Rafe Gandola (Class of 2020) served with Teach for America and then worked as a Relationship Manager for Learning Solutions at LinkedIn prior to beginning his degree at Darden. This summer, Rafe is in Seattle completing a finance internship with Amazon. Wrapping up the end of his first year at Darden, Rafe participated in Darden’s Global Immersion Course to Germany, focused on technology and artificial intelligence. He shared a little bit about the course and his main takeaways:
It was a dim, rainy May evening in Berlin as a strong contingent of futurists, entrepreneurs, investors, and Darden students converged in an open space in APX Incubator to discuss the future of Artificial Intelligence (AI). A stone’s throw from Checkpoint Charlie, the historic artery between old and new—East and West Berlin, APX would serve that evening as a liminal arena where academic and experiential would meet.
The panelists were well credentialed and had fluency with the science—lending credibility to the topic of self-aware AI—so they were well poised to entertain a theoretical discussion with Darden professor Tim Laseter who effortlessly steered the conversation confronting the real-world effects of this adapting technology. Tim modeled the Socratic experience for which Darden is renown. Dean Beardsley has aptly described how master teachers like Tim challenge students (and panelists) “to think on their feet, to be critical thinkers, to use facts, to actually do analytical rigor, but to learn how to synthesize that together and express a point of view.”
Throughout our time in Germany, we saw glimpses of a not-so-distant future where our ability to reason and constantly “reprogram our human software” is what will separate us from machines. We visited an Amazon Fulfillment Center, where Kiva floor robots moved in seemingly chaotic, but choreographed patterns to whisk items from disparate areas of the warehouse to human handlers in a matter of seconds, and the Wolfsburg Volkswagen Plant, where KUKA welding robots performed synchronously across a 4 mile long assembly line to manufacture over 3,000 vehicles daily.

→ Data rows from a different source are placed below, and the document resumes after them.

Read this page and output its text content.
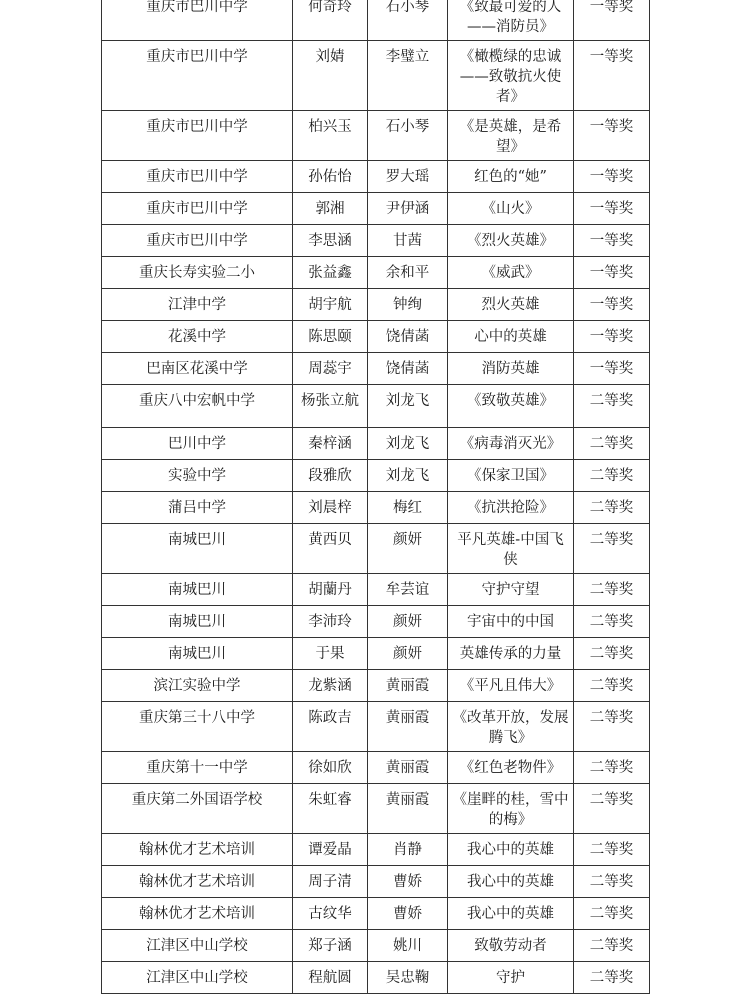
重庆市巴川中学	何奇玲	石小琴	《致最可爱的人——消防员》	一等奖
重庆市巴川中学	刘婧	李璧立	《橄榄绿的忠诚——致敬抗火使者》	一等奖
重庆市巴川中学	柏兴玉	石小琴	《是英雄，是希望》	一等奖
重庆市巴川中学	孙佑怡	罗大瑶	红色的“她”	一等奖
重庆市巴川中学	郭湘	尹伊涵	《山火》	一等奖
重庆市巴川中学	李思涵	甘茜	《烈火英雄》	一等奖
重庆长寿实验二小	张益鑫	余和平	《威武》	一等奖
江津中学	胡宇航	钟绚	烈火英雄	一等奖
花溪中学	陈思颐	饶倩菡	心中的英雄	一等奖
巴南区花溪中学	周蕊宇	饶倩菡	消防英雄	一等奖
重庆八中宏帆中学	杨张立航	刘龙飞	《致敬英雄》	二等奖
巴川中学	秦梓涵	刘龙飞	《病毒消灭光》	二等奖
实验中学	段雅欣	刘龙飞	《保家卫国》	二等奖
蒲吕中学	刘晨梓	梅红	《抗洪抢险》	二等奖
南城巴川	黄西贝	颜妍	平凡英雄-中国飞侠	二等奖
南城巴川	胡蘭丹	牟芸谊	守护守望	二等奖
南城巴川	李沛玲	颜妍	宇宙中的中国	二等奖
南城巴川	于果	颜妍	英雄传承的力量	二等奖
滨江实验中学	龙紫涵	黄丽霞	《平凡且伟大》	二等奖
重庆第三十八中学	陈政吉	黄丽霞	《改革开放，发展腾飞》	二等奖
重庆第十一中学	徐如欣	黄丽霞	《红色老物件》	二等奖
重庆第二外国语学校	朱虹睿	黄丽霞	《崖畔的桂，雪中的梅》	二等奖
翰林优才艺术培训	谭爱晶	肖静	我心中的英雄	二等奖
翰林优才艺术培训	周子清	曹娇	我心中的英雄	二等奖
翰林优才艺术培训	古纹华	曹娇	我心中的英雄	二等奖
江津区中山学校	郑子涵	姚川	致敬劳动者	二等奖
江津区中山学校	程航圆	吴忠鞠	守护	二等奖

On the final day of our study, we had an opportunity to put our academic learning into experiential practice as we met with the Committee on Education, Research and Technology Assessment at the Bundestag. What was supposed to be a high-level summary of how the German Parliament perceives the future of technological unemployment and AI, transformed into a deep thought exercise where we leveraged our collective experiences in education, consulting, and public policy, synthesizing our observations from industry visits across Germany, sometimes challenging convention and other times offering recommendations. By the conclusion of our meeting, one of the committee leaders commented, “never has our committee been in the crosshairs as we have today, and I mean that as a compliment.”
And then my mind went full circle as I recalled my stormy ferry crossing from Rodby, Denmark to Puttgarden, Germany while en route to our study. Onboard I encountered Marlena, a grand 78-year old lady from Bonn, who gratefully took my arm to steady herself and went on to regale me with some of the history of the proud German nation. In turn, she seemed impressed with the scope of our academic endeavors and what the future held. I wondered at the number of political and industrial revolutions this woman had experienced during the course of her life. I marveled that at the pace that AI is evolving, and given the dynamic politics of the world, I was likely to see many more revolutions than my new found friend. I hope I will be as adept at adapting as she was.
 Tegmark, Max. Life 3.0: Being Human in the Age of Artificial Intelligence. 2017: Knopf.